Interestingly enough, despite more consumers mentioning shrinkflation, and the effect that overall inflation may be having on their consumption habits, Yelp’s data shows that Americans aren’t shying away from spending more than they were before COVID took its toll.
“While consumers searched for fewer higher-priced businesses in Q2 2022 compared to Q1 2022, perhaps in response to inflation, they still searched for higher-priced businesses more frequently than prior to the pandemic — an encouraging indicator that intent to spend at higher priced businesses is still strong,” said Pria Mudan, data science leader at Yelp, via a press release. “As people continue to settle into a new normal,” she said, “they’re finding ways to adapt amid new economic challenges.”
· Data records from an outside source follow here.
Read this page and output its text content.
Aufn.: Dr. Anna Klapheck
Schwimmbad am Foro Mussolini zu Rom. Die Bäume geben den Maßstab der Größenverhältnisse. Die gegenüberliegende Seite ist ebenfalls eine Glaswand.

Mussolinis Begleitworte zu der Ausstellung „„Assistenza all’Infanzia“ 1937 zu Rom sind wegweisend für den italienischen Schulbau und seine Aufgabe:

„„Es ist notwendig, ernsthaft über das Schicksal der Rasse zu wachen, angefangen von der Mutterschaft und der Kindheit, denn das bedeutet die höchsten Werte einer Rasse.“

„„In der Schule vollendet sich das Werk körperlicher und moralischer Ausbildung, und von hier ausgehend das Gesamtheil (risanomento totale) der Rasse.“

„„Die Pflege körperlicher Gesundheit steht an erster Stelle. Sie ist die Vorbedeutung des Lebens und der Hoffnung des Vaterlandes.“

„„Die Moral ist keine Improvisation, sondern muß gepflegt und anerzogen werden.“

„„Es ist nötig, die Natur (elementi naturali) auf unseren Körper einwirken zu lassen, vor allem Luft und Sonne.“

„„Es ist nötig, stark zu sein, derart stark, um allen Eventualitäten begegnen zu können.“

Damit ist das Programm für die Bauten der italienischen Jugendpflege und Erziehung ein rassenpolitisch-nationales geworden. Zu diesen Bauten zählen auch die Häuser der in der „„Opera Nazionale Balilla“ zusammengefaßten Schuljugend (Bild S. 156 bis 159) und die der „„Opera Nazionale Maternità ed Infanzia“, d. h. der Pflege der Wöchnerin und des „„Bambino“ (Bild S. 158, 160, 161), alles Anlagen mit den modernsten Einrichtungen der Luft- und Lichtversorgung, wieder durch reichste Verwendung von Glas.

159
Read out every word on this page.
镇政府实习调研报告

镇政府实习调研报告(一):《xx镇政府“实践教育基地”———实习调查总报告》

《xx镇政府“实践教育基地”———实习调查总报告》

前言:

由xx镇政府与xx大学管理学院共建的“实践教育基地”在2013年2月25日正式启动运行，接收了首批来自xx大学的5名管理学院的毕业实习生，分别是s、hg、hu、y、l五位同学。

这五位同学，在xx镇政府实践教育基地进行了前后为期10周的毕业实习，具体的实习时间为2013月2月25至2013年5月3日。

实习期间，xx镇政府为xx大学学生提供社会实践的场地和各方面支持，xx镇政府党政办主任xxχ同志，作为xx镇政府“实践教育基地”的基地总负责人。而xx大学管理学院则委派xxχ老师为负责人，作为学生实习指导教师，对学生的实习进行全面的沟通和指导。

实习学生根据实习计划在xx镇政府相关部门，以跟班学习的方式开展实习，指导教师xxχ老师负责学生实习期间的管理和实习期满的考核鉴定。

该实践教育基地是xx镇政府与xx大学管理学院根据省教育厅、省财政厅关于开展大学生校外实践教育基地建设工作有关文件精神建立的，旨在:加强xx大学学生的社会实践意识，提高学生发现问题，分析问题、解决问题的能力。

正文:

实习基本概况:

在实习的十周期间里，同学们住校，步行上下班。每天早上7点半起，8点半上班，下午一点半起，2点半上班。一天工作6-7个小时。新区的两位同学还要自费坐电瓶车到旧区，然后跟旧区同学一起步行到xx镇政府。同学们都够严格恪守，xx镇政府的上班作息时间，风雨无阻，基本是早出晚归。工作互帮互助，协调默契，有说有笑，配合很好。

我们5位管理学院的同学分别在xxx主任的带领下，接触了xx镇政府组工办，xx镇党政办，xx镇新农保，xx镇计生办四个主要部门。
That aligns with the most recent advance June retail sales numbers, released by the Census Bureau last week, which showed U.S. retail sales rising by 1%—a surprise, given the overall doom-and-gloom sentiment about the economy over the past few months.
So even as inflation has put a vise on Americans’ wallets, they’re still spending—for now. Another element to consider is how they’ll respond to shrinkflation, which, again, is as in-your-face as it has likely ever been, given the current economic climate, and the need for businesses to try and maintain profit margins.
Previous research has found that consumers, once aware that companies are effectively pulling a fast one on them by reducing product sizes or portions, will avoid certain brands and tell their social circles to do so as well. However, shrinkflation has been an effective way to increase profits because many shoppers are far less sensitive to changes in packaging than they are to changes in price, further research indicates.
Still, with inflation as high as it is, and more consumers paying closer attention, attempts by brands to squeeze more profit out of each sale by changing package sizes may not go unnoticed.
And evidently, per the new Yelp data, it hasn’t.